You see, the website is being upgraded piecemeal. The latest flail is that the “back end” is still broken. That is, you may think you’ve bought insurance, but the insurance company may not have received your information or payment – even though the money has already gone to the government – and it’s the payment part that is critical. What ever shall we do if the insurance companies can’t get paid? Well, they could always just estimate what they think the payments should be, get a check from the government, and the settle things out once it’s all working. I kid you not. Consider a townhall article on just that.

“Health plans will estimate how much they are owed, and submit that estimate to the government.
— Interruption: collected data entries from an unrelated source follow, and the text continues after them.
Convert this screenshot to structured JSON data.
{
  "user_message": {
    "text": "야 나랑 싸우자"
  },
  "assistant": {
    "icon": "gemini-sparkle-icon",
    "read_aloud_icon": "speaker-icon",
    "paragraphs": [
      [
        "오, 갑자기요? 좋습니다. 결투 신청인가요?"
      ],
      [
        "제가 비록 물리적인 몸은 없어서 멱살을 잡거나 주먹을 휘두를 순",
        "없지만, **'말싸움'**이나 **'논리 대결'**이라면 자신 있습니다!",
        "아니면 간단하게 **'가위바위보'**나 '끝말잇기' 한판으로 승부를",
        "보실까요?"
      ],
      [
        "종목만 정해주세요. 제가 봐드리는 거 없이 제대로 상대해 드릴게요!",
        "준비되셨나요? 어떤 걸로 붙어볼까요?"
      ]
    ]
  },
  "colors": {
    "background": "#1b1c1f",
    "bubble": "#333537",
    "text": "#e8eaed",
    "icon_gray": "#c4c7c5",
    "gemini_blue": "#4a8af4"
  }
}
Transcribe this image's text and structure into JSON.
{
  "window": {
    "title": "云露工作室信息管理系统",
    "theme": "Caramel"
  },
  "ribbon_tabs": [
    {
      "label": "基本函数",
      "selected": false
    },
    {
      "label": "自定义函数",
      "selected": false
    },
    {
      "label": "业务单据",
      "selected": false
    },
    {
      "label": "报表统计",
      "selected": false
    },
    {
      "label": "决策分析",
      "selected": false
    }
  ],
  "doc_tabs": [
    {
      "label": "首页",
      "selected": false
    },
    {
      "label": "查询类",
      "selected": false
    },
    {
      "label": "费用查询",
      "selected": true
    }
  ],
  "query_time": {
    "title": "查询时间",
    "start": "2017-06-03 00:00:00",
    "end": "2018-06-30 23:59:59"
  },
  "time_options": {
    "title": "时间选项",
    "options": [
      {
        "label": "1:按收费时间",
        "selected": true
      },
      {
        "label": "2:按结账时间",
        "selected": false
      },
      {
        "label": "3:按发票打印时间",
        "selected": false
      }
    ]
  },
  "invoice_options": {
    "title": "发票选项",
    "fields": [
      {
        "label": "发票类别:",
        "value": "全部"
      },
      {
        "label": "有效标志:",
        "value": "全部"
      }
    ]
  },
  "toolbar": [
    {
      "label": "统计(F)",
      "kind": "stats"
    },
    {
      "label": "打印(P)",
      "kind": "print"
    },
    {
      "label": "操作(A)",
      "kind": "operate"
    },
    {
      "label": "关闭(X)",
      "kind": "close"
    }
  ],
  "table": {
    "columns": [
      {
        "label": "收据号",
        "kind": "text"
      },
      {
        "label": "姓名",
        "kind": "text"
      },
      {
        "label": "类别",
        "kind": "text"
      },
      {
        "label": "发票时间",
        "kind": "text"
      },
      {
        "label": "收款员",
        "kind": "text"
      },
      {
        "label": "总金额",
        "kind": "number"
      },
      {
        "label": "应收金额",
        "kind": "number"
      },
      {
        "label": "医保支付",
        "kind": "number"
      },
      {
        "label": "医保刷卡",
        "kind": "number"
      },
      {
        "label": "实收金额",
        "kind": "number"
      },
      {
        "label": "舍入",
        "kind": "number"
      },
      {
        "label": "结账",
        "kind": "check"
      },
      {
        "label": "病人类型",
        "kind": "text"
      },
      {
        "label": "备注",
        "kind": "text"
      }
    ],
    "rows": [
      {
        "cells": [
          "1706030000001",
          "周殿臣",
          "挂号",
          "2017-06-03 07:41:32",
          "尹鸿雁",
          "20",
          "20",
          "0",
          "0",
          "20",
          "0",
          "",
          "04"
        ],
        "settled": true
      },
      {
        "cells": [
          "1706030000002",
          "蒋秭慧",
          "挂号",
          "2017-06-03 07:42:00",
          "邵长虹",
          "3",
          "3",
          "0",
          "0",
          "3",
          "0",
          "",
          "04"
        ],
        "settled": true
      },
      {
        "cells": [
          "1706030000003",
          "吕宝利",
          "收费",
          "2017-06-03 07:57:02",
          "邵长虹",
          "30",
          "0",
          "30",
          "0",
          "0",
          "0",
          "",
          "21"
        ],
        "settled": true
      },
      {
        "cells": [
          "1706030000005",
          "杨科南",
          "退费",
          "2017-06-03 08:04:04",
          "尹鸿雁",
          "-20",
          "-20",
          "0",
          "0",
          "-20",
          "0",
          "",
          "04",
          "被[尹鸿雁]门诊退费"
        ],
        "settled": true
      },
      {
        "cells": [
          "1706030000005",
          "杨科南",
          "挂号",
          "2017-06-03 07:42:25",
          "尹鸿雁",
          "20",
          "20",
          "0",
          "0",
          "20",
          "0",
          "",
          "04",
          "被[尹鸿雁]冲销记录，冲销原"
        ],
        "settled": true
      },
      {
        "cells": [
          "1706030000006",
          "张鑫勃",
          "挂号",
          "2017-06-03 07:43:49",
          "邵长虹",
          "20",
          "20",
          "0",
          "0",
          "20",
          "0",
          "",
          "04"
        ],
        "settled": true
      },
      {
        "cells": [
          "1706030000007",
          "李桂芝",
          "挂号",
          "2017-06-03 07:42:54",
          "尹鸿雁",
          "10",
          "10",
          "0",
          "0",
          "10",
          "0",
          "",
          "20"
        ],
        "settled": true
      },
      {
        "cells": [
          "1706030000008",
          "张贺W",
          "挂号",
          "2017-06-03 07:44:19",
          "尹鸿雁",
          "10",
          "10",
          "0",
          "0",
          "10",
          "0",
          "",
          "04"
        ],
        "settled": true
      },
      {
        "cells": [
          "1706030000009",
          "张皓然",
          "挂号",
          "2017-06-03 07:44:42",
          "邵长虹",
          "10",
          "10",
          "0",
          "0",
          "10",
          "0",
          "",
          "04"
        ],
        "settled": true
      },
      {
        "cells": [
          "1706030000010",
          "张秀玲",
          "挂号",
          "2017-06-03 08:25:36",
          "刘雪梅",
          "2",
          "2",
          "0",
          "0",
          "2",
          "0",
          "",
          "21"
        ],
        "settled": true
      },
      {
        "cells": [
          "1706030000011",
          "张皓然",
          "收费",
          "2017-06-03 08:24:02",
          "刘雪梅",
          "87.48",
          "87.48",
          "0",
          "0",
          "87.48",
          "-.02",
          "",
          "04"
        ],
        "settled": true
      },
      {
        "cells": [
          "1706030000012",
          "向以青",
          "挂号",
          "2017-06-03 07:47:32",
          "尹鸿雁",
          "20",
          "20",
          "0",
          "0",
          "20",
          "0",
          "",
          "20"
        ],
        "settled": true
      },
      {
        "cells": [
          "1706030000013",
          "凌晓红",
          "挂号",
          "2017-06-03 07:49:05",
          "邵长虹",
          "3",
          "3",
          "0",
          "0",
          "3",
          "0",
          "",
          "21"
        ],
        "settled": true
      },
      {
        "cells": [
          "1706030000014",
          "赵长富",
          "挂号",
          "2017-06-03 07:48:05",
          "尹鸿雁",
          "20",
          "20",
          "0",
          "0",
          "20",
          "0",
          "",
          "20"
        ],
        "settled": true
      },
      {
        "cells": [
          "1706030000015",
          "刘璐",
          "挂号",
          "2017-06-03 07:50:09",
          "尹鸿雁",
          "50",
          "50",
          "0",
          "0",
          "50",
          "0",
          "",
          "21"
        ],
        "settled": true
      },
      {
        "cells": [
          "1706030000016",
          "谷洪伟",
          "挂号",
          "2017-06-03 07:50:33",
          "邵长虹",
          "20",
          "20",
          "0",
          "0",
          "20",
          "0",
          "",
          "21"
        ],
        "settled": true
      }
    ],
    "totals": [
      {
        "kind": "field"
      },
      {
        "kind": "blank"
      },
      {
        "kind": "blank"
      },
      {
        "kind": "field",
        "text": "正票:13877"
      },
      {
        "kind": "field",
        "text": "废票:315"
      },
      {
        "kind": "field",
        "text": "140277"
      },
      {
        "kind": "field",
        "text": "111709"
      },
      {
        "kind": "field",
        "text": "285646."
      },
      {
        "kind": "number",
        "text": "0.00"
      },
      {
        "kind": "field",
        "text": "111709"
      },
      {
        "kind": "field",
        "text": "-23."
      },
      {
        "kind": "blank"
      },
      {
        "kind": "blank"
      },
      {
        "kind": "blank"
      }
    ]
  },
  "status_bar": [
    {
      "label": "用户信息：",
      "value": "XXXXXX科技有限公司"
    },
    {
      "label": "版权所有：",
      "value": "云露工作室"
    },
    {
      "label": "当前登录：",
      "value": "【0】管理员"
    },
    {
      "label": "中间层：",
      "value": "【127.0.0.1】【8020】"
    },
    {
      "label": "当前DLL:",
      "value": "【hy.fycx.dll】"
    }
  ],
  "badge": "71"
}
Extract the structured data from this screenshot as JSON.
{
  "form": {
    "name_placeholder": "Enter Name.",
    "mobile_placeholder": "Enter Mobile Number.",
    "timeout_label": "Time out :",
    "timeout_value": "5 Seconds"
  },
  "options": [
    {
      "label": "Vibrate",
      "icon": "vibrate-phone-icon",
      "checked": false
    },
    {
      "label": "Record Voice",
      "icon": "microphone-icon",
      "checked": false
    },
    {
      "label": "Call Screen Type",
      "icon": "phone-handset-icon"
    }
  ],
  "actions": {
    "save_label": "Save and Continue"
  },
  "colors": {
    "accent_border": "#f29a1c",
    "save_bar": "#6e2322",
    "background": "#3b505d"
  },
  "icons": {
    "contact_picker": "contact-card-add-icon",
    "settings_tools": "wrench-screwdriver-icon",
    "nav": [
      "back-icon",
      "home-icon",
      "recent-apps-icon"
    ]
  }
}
Once the system is built, the government and insurers can reconcile the payments made with the plan data to “true up” payments” – Daniel Durham, some sort of VP for American Health Insurance Plans.

Catch that? The money isn’t being transferred from the government to insurance companies because the website is broken. So they’ll estimate the costs and get the money from the government via special payment. After it all settles we’ll make it square. Anybody think that will happen? The insurance companies will make sure they get their costs covered. If the premiums don’t match the costs, well, it’s up to the Obama administration to make sure the government gets back the overpayment. Or, if you’re a conspiracy theorist, maybe the insurance company will just keep the overage and hide the subsidy they just got paid by the government – a subsidy that they’d never get if it was actually had to go through the legislative process.

Those pesky, failed websites may come in handy after all.

Wealth transfer. From Sheldon Adelson to Obamacare, it’s all about wealth transfer. We are apparently just not comfortable as a species if we can’t appropriate the production of others for our own consumption. The level of self-worship is impressive.